Key committees in the House and Senate have approved legislation to officially rename the Department of Defense the “Department of War,” a change that President Donald Trump is expected to sign into law, according to a report in the Guardian. The rebranding, which would replace a name that has been in place since 1949, is the most significant institutional name change in the U.S. defense establishment in over seven decades.
The Department of Defense was christened in 1947 and formally established in 1949, unifying the military branches under the Pentagon. The name was intended to signal a defensive posture, but critics say it has functioned as a euphemism for what is in reality the “ultimate blunt instrument of a warfare state,” as journalist Norman Solomon wrote. The new name “would undermine some of the deceptive marketing that has been central to the Department of Defense brand,” he argued.
Representative Adam Smith, the ranking Democrat on the House Armed Services Committee, last week called the proposed name change “one of the dumbest things that has been done by this administration,” according to the Guardian. Smith was among 81 House Democrats who in October 2002 voted in favor of a resolution authorizing the U.S. invasion of Iraq.
The name change has drawn support from the Trump White House, which has proposed a 50% increase in the already enlarged military budget. Defense Secretary Pete Hegseth has touted what the Guardian described as “the warrior ethos,” using rhetoric that the publication said “dispenses with the usual window-dressing for warmaking.” President Trump, the Guardian reported, “is often quite open about his enthusiasm for the tremendous violence of war.”

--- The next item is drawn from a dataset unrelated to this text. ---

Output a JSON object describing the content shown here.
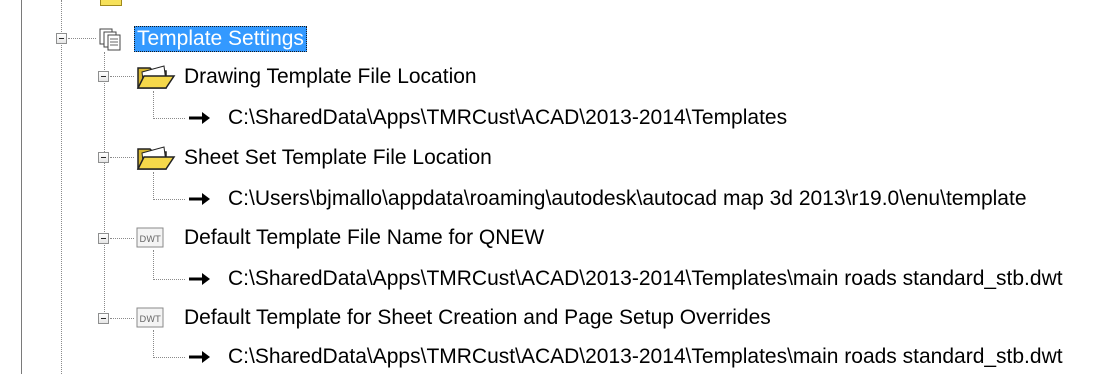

MSI previously reported that a House panel voted to codify the name change on June 5, and that the Congressional Budget Office estimated the rebranding could cost up to $125 million. The articles are part of an ongoing series on the administration’s military posture.
Norman Solomon, writing in the Guardian, traced the history of “boilerplate claims of peaceful intent” from past presidents: Lyndon Johnson signed the Tonkin Gulf Resolution in 1964 “so that the people of south-east Asia be left in peace,” before the Vietnam War that took an estimated 3.8 million lives. George W. Bush, weeks before the 2003 invasion of Iraq, declared in a State of the Union address: “We seek peace. We strive for peace. And sometimes peace must be defended.”
The name change, Solomon wrote, is “a symptom of what Martin Luther King Jr called ‘the madness of militarism.’” He noted that “every president in the last 80 years has mouthed platitudes about defense and peace, while gunning the most destructive war machinery on the planet.”